The ambulance driver hit the switch as lights and siren cut through the hot August night. Tattooed and pierced 13-year old girls in shorts shorter than their baby’s diapers stepped back to let the vehicle through. Two older men with white hair leaned on their canes seemingly mesmerized by the red and white swirling lights atop the ambulance. Several men dressed in work boots, jeans and paint-splattered tshirts stood nearby, burly arms folded across their chest, scowls on their faces.
With the exception of the girls and their babies, the work boots and the older men, the crowd gathered near the sidewalk on my front lawn contained mainly boys, around age 10 or younger dressed in huge white t-shirts and baggy jeans. Some of their tennis shoes cost more than a week’s wages of the guys’ dressed in work boots.
One boy stood out immediately. He wore a dirty, green t-shirt. It was ripped down the front across a school name. His cut off jean shorts were frayed and worn. His feet were dusty. The night was warm but and he wore no shoes. His dark brown, almost black hair, was curly, not kinky like most of the other boys; his skin a warm shade of milk chocolate with a touch of vanilla added. He was the kind of kid a mother could love but I could tell his mother didn’t. Big, blue eyes locked with mine for a second before he turned away. Yet he did not leave, not then or when the ambulance pulled away from the curb.
“You kids remember this night,” the police sergeant said looking at each face in the crowd as if memorizing it. “This is the night the Cut Throats claimed your neighborhood. He pointed to the red graffiti painted on a nearby power box.
“They think they have the power now. I don’t have to tell you what this means. All of you are in danger. All of you. It doesn’t matter who you know or what side you think you’re on. Leo thought he was safe. He was a Cut Throat. Even had the red tag on his arm. But it didn’t work. Why? Because this way of life never works.”
No one spoke. Everyone stared at a spot on the ground between their feet. “What can we do, Sarg?” Work Boot asked.
“Keep your eyes open. Report any unusual activity. Know where your kids are. Keep them inside. Send them to Grandma’s farm. It’s going to be a rough month until school starts, I’m afraid.”
I saw the curly haired boy slip to the back of the crowd. I figured he was going to leave before he heard what he needed to. Maybe he didn’t have a home or mom or dad who watched out for him. Maybe most of these kids out here didn’t have a mom, at least one who was home and not on Crack or working Main Street and 6th.
“Look, Guys, take it from a mom, OK?” I said my voice shaking just a little. “You know something, you tell the cops. They are your friends.” Every eye under 13 was looking at that space between their feet again. “I know a bunch of you are into things. Some of you are even wearing colors tonight. What are you thinking? You want to be the next one shot? You care whether you live or die? All of you, all of you have that I don’t care attitude.”
Out of the corner of my eye I noticed a bit of green moving away from the crowd. “Except you,” I said pointing to the curly haired boy. “Don’t get mixed up in this.”
The work boots shook their heads. The old men tottered off to their homes. The little mommas shifted screaming babies to their other hips and sashayed through the night. The 10-year olds, put on their ear phones, held their britches on with one hand and dance moved down the road, hitting each other on the shoulder, high-fiving as they parted to their separate spaces. The green shirt had disappeared and took the curly hair with him.
The sergeant looked at me, cocked his finger like a gun and pointed it my direction. “You just killed the green shirt. You can’t just point someone out in a crowd like that. You don’t know enough to get involved. You may have thought you were helping but you didn’t help that boy. I just hope the next call isn’t about him. Stay out of this. That’s an order, Ma’am,” he said as he tipped his police cap. Then shaking his balding head, he plodded slowly, heavily towards his patrol car. I watched him pull out and until I saw the tail lights turn at the corner. He was gone.

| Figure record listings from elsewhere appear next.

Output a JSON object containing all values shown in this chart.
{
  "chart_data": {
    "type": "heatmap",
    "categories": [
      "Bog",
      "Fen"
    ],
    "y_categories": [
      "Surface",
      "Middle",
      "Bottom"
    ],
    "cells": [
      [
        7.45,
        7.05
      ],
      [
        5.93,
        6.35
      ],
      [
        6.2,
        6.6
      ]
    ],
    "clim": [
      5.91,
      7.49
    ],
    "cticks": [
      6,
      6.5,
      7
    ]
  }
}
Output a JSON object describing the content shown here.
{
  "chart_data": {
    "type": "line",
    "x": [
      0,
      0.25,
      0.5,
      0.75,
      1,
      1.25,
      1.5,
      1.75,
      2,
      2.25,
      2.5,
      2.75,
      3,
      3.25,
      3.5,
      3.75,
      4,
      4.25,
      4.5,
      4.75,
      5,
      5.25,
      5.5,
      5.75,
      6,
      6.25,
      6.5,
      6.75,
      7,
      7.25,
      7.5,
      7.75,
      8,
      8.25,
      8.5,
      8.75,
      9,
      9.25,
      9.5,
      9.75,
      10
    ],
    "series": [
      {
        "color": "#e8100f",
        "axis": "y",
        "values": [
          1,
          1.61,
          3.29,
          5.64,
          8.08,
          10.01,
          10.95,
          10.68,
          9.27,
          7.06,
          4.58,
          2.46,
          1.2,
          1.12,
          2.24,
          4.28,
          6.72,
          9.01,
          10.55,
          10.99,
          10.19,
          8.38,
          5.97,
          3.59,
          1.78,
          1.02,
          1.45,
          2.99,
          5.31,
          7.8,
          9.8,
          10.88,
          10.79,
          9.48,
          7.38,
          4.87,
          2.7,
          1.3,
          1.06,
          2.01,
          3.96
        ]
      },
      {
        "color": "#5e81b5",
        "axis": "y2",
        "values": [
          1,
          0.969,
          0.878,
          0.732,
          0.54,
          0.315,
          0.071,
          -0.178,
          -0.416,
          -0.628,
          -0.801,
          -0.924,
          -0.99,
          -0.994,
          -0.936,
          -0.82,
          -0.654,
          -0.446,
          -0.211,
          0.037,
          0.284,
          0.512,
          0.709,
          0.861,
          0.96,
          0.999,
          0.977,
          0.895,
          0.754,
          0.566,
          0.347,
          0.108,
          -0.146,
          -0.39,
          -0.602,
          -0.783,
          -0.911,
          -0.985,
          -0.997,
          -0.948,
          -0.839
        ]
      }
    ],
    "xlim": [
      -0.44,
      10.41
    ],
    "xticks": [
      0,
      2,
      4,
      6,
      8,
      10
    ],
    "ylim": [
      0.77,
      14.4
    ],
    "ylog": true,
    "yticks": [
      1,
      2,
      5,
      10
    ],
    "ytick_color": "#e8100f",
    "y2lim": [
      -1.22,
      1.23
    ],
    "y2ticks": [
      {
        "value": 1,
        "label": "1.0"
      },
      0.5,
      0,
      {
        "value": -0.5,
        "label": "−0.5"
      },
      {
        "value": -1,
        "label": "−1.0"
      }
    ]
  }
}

Quiet had descended on the neighborhood like a blanket. Even porch lights had been turned off, doors locked and bolted. This happened on my front walk. I didn’t care what the sergeant said. I was involved. I could sit back and be scared. Oh, I’d lock my doors. I would be safe. But there was no turning back now.
Leo was just a boy, not a gang member, just a boy riding his skateboard down the sidewalk. Sure he was wearing a red arm band but that was just to, hopefully, protect him, not make him a target.
What happened? What went wrong? I can’t do anything. But I can’t not do anything. As Gram would have said, “It’s time to fish or cut bait.” Guess I’m going fishing.